Hypoestrogenic state induced by a GnRH agonist can impair QOL, and the previous studies demonstrated specific QOL benefits in terms of physical and mental health for dienogest treatment compared with GnRH agonist-alone treatment [11, 13]. However, we did not observe differences in QOL according to treatment option in this study. This discrepancy could be explained by the add–back component of GnRH agonist treatment. A recent study reported improvement in SF-36 scores during GnRH agonist with add–back therapy, especially when estrogen was added [19], supporting the efficacy of add–back therapy. However, it is not clear why QOL did not improve after surgery in our study, despite the significant pain relief reported by both treatment groups.

In this study, BMD at the lumbar spine decreased significantly (−2.3 %) in dienogest treatment, with no significant difference between the two groups. A previous study also demonstrated that BMD at the lumbar spine was significantly decreased (−1.6 %) after 24 weeks of dienogest treatment in patients with endometriosis [20]. However, our finding is not consistent with another study that reported minimal changes in bone turnover markers and lumbar spine BMD after 6 months of dienogest treatment [14]. Although the reduction in serum estradiol level during dienogest treatment is considered to be modest [14, 16, 21], dienogest usually inhibits ovulation, and therefore, the serum level of estradiol might not be sufficient to maintain bone density. Moreover, the high standard deviation of estradiol levels in studies indicates that there is a substantial degree of variability between individuals [22]. Because of the lack of studies regarding BMD changes in response to dienogest use, more data are needed to draw a clear conclusion.
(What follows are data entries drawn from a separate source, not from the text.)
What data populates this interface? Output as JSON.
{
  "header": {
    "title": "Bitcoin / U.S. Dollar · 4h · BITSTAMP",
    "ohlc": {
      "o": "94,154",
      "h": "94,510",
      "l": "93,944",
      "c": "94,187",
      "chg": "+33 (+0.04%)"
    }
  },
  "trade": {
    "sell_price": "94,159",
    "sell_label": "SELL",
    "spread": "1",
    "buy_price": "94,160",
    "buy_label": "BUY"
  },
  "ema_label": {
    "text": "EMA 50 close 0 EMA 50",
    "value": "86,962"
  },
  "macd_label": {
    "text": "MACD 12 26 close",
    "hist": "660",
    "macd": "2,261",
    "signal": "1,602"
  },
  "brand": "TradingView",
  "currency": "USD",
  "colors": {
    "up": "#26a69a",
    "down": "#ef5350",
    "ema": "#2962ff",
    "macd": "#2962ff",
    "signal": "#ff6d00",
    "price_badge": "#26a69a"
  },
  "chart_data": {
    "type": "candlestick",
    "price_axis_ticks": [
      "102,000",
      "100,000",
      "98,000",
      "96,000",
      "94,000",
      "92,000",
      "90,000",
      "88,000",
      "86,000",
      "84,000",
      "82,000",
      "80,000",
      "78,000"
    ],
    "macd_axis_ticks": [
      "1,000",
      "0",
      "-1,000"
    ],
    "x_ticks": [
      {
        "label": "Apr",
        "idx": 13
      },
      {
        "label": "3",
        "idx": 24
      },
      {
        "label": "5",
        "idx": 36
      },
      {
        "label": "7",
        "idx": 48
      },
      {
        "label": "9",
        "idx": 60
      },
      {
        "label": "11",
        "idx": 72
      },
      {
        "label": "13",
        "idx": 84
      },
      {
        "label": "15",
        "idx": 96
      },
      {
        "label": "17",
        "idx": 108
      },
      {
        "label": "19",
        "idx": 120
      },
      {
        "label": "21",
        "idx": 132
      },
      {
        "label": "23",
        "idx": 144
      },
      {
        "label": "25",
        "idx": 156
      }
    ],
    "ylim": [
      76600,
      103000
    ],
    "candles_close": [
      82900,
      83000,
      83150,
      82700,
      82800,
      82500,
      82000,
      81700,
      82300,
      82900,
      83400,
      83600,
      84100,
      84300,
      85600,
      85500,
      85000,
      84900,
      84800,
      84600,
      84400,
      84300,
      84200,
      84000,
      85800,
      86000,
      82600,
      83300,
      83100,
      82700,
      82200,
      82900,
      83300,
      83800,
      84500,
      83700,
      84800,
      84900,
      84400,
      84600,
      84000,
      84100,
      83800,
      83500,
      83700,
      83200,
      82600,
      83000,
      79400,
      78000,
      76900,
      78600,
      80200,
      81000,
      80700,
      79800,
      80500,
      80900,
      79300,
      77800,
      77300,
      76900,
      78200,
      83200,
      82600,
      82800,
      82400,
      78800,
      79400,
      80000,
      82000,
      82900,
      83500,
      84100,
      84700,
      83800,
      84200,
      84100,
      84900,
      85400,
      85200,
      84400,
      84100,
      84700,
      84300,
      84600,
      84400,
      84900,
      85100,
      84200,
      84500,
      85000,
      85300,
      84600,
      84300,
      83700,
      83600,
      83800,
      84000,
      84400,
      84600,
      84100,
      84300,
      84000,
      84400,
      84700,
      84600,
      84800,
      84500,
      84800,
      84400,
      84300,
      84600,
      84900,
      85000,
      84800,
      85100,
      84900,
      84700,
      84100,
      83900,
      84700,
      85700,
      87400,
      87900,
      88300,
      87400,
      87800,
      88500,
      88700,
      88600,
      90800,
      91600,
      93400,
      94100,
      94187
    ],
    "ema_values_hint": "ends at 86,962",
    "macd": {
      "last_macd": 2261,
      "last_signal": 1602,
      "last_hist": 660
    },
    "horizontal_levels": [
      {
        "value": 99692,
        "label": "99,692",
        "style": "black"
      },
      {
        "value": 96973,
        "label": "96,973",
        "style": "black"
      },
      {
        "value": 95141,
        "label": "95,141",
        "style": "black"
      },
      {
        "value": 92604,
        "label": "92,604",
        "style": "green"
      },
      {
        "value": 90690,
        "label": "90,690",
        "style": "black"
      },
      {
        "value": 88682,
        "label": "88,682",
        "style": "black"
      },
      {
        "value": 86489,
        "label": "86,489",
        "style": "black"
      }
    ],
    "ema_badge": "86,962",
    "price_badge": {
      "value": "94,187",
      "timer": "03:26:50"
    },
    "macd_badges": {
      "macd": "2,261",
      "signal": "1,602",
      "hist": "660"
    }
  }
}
Although lumbar spine BMD decreased significantly in the GnRH agonist with add–back therapy groups, the degree of decrease (−2.5 %) was smaller than that reported in other studies (4–8 % decrease in spine BMD over 3–6 months of GnRH agonist-alone treatment) [5, 14, 23, 24]. Serum estradiol levels were significantly higher in the add–back group using conjugated equine estrogen or estradiol compared with GnRH agonist-alone [25, 26], but still maintained at the level of less than 50 pg/mL. Norethindrone acetate is a preferred component of add–back therapy, because it is converted into ethinyl estradiol after oral ingestion [27]; this could be responsible for its beneficial effects on bone health [28]. These findings suggest that the combination of estrogen and norethisterone acetate could be an adequate add–back regimen for bone health. However, this conversion might lead to a high level of estrogen over the threshold in some patients, especially when combined with estrogen. Therefore, more studies are needed to determine the ideal add–back regimen.

In this study, both treatments were well tolerated and only seven (two in the GnRH agonist group and five in the dienogest group) patients discontinued medication due to side effects during the study period. Among side effects, uterine bleeding was the most common in both groups, and the incidence of uterine bleeding was significantly higher in the dienogest group, as expected. Other side effects were not significantly different between the two treatment groups. Hypoestrogenic side effects are common in GnRH agonist-alone treatment [28]; our results suggest that add–back therapy can effectively reduce hypoestrogenic symptoms induced by this treatment.

This study had some limitations. First, this is not a prospective, randomized controlled trial. Second, the treatment duration was relatively short, and the long-term effects of each treatment could, therefore, not be assessed. Third, levels of estradiol were not measured. However, to the best of our knowledge, this is the first study to compare the effects of GnRH agonist with add–back therapy versus those of dienogest alone as medical treatment options after surgery for endometriosis; the previous studies have focused on comparing GnRH agonist-alone treatment with dienogest treatment [15, 16, 28].

In conclusion, treatment with GnRH agonist plus estradiol and norethisterone acetate was as effective and tolerable as that with dienogest for preventing pelvic pain recurrence after laparoscopic surgery for endometriosis. A future large, long-term randomized trial is warranted to confirm our findings.